A shift that has been building for years inside Silicon Valley’s venture ecosystem is beginning to look less like a cyclical rotation and more like a structural reallocation of attention and capital. As artificial intelligence accelerates the automation of software work and compresses timelines for building digital products, some investors are increasingly looking beyond code and toward the physical economy for the next wave of defensible growth.
That reassessment is at the center of “How AI’s impact on software is pushing VCs from bits to atoms,” published by VC Cafe, which argues that AI is changing the contours of software investing in ways that make “atoms” businesses—companies rooted in manufacturing, logistics, energy, construction, and other real-world systems—more attractive relative to pure digital plays. The thesis reflects a growing debate among venture capitalists: if AI reduces the scarcity that once made software development expensive and slow, where will durable differentiation and pricing power come from?
The most immediate implication is competitive. Large language models and increasingly capable coding tools are reducing the marginal effort required to prototype, iterate, and ship software. That does not mean software stops mattering, but it can widen the field of competitors and lower barriers to entry for products that previously required significant engineering resources. In markets where functionality is easy to replicate, investors typically look for moats elsewhere—distribution, proprietary data, regulatory advantage, brand, or deep integration into workflows. AI, however, can erode several of those moats at once by enabling faster imitation, lowering switching costs through better interoperability, and allowing customers to assemble custom solutions from modular tools.
This dynamic is pushing some venture firms to reexamine what “defensibility” looks like in the AI era. If the value of many software categories shifts from bespoke code to commodity capability, returns may tilt toward those who control scarce inputs: unique datasets, specialized hardware, critical infrastructure, or privileged access to regulated environments. That logic naturally draws attention to businesses that interact with the physical world, where constraints are harder to abstract away. Even with excellent software, scaling a factory, deploying robots in a warehouse, upgrading the electrical grid, or building a new materials supply chain involves long lead times, capital intensity, and operational complexity—frictions that can deter copycats and create enduring competitive positions.

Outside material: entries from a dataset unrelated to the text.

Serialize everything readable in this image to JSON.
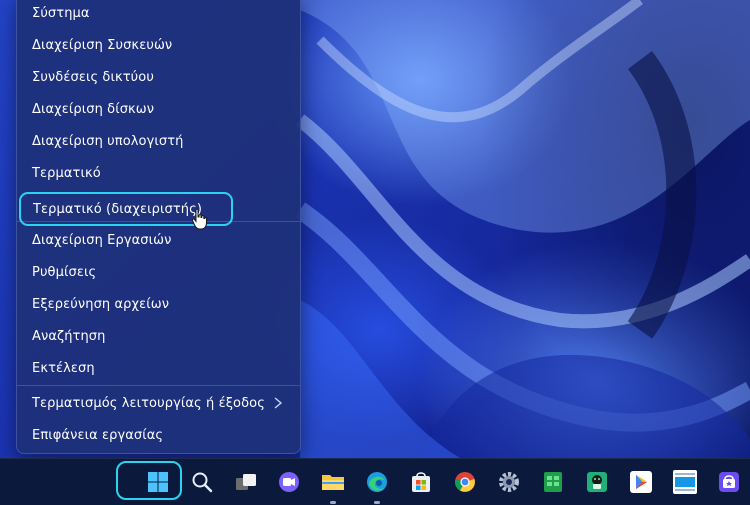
{
  "start_context_menu": {
    "items": [
      {
        "label": "Σύστημα"
      },
      {
        "label": "Διαχείριση Συσκευών"
      },
      {
        "label": "Συνδέσεις δικτύου"
      },
      {
        "label": "Διαχείριση δίσκων"
      },
      {
        "label": "Διαχείριση υπολογιστή"
      },
      {
        "label": "Τερματικό"
      },
      {
        "label": "Τερματικό (διαχειριστής)",
        "highlighted": true
      },
      {
        "label": "Διαχείριση Εργασιών"
      },
      {
        "label": "Ρυθμίσεις"
      },
      {
        "label": "Εξερεύνηση αρχείων"
      },
      {
        "label": "Αναζήτηση"
      },
      {
        "label": "Εκτέλεση"
      },
      {
        "label": "Τερματισμός λειτουργίας ή έξοδος",
        "has_submenu": true
      },
      {
        "label": "Επιφάνεια εργασίας"
      }
    ],
    "highlight_color": "#2ad4f0"
  },
  "taskbar": {
    "icons": [
      {
        "name": "windows-start-icon",
        "highlighted": true
      },
      {
        "name": "search-icon"
      },
      {
        "name": "task-view-icon"
      },
      {
        "name": "chat-icon"
      },
      {
        "name": "file-explorer-icon",
        "running": true
      },
      {
        "name": "edge-icon",
        "running": true
      },
      {
        "name": "microsoft-store-icon"
      },
      {
        "name": "chrome-icon"
      },
      {
        "name": "settings-gear-icon"
      },
      {
        "name": "spreadsheet-app-icon"
      },
      {
        "name": "android-app-icon"
      },
      {
        "name": "play-store-icon"
      },
      {
        "name": "appstore-icon"
      },
      {
        "name": "shopping-bag-app-icon"
      }
    ]
  }
}
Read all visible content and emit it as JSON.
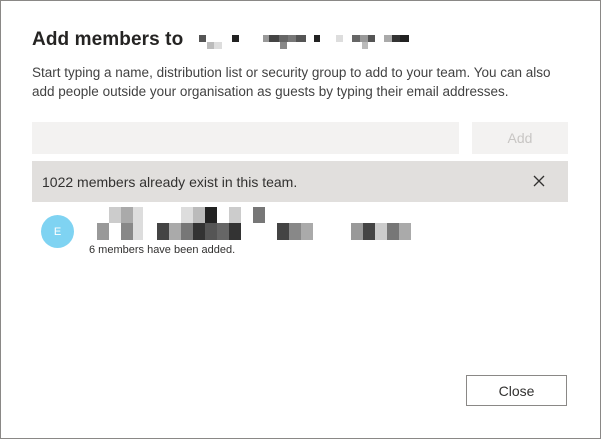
{
  "dialog": {
    "title": "Add members to",
    "description": "Start typing a name, distribution list or security group to add to your team. You can also add people outside your organisation as guests by typing their email addresses.",
    "search": {
      "value": "",
      "placeholder": ""
    },
    "add_label": "Add",
    "notice": {
      "text": "1022 members already exist in this team.",
      "dismiss_icon": "close-icon"
    },
    "member": {
      "avatar_initial": "E",
      "avatar_color": "#7fd3f2",
      "status": "6 members have been added."
    },
    "close_label": "Close"
  },
  "colors": {
    "notice_bg": "#e1dfdd",
    "input_bg": "#f3f2f1",
    "add_disabled_text": "#c8c6c4",
    "border": "#8a8886"
  }
}
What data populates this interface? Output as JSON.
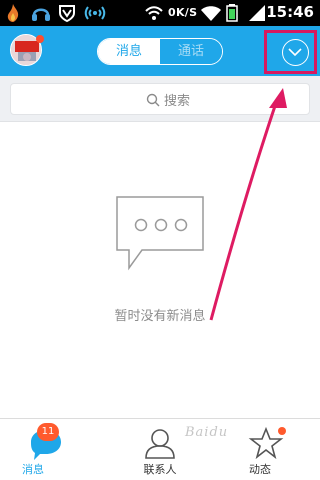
{
  "status_bar": {
    "speed": "0K/S",
    "time": "15:46",
    "icons": [
      "flame-icon",
      "headset-icon",
      "shield-icon",
      "wifi-signal-icon",
      "wifi-icon",
      "battery-icon",
      "signal-bars-icon",
      "wifi-hotspot-icon"
    ]
  },
  "header": {
    "tabs": [
      {
        "label": "消息",
        "active": true
      },
      {
        "label": "通话",
        "active": false
      }
    ],
    "accent_color": "#1fa7e9",
    "highlight_color": "#d6195f"
  },
  "search": {
    "placeholder": "搜索"
  },
  "empty_state": {
    "message": "暂时没有新消息"
  },
  "bottom_nav": {
    "items": [
      {
        "label": "消息",
        "badge": "11",
        "active": true
      },
      {
        "label": "联系人",
        "active": false
      },
      {
        "label": "动态",
        "active": false,
        "dot": true
      }
    ]
  },
  "watermark": "Baidu"
}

The renewed interest in “atoms” also reflects the practical limits of AI’s reach. AI can design, simulate, and optimize, but it cannot instantly manufacture components, secure permits, reconfigure supply networks, or train an industrial workforce. In many industries, the binding constraint is not information but execution. Investors who believe AI will increasingly function as a force multiplier for engineers, designers, and operators may see the biggest productivity gains emerging where the baseline is most inefficient and where software has historically struggled to penetrate.
At the same time, venture firms are confronting a portfolio question: what happens when software companies reach product-market fit faster, but differentiation fades faster as well? One possible outcome is a higher rate of company formation with lower average durability, which could compress ownership and returns unless investors can identify winners earlier or support companies in building non-technical moats. Another is a reshaping of venture economics toward strategies that resemble private equity or growth infrastructure investing—longer time horizons, heavier operational involvement, and partnerships with corporates and governments.
The “bits to atoms” narrative also intersects with geopolitical and industrial policy trends. Governments are increasingly focused on reshoring supply chains, accelerating clean energy deployment, and securing critical technologies. Those priorities can create tailwinds for venture-backed companies operating in energy storage, advanced manufacturing, defense technology, and logistics resiliency. But they also introduce risks: procurement cycles, compliance burdens, and exposure to policy shifts that can be difficult for traditional software investors to underwrite.
The movement into physical-world ventures is not without friction inside the venture model. Building in atoms often requires more capital up front and may not fit the rapid iteration patterns that software investors favor. Hardware and industrial startups face higher failure costs, more complex go-to-market routes, and a dependence on external factors such as commodity prices and supply availability. Many investors who excelled in SaaS-era scaling will need different networks, technical diligence capabilities, and an increased tolerance for operational risk.
Still, advocates see a complementary relationship rather than a replacement. AI is likely to remain central, but it may increasingly be embedded in systems that touch the real world: autonomous machines, grid optimization platforms, construction automation, drug discovery pipelines, and next-generation materials. In that view, the most valuable companies will be those that integrate AI with proprietary processes and hard-to-build capabilities, turning intelligence into measurable improvements in throughput, safety, cost, and reliability.
VC Cafe’s argument arrives at a moment when the venture industry is already under pressure to demonstrate discipline after years of elevated valuations and abundant capital. If AI makes it easier to create software products, differentiation may come less from building an app and more from owning the industrial workflow the app controls. Investors are responding by widening their aperture, seeking businesses where software is essential but not sufficient—where the competitive edge is not only in what the code can do, but in what it can change in the physical world.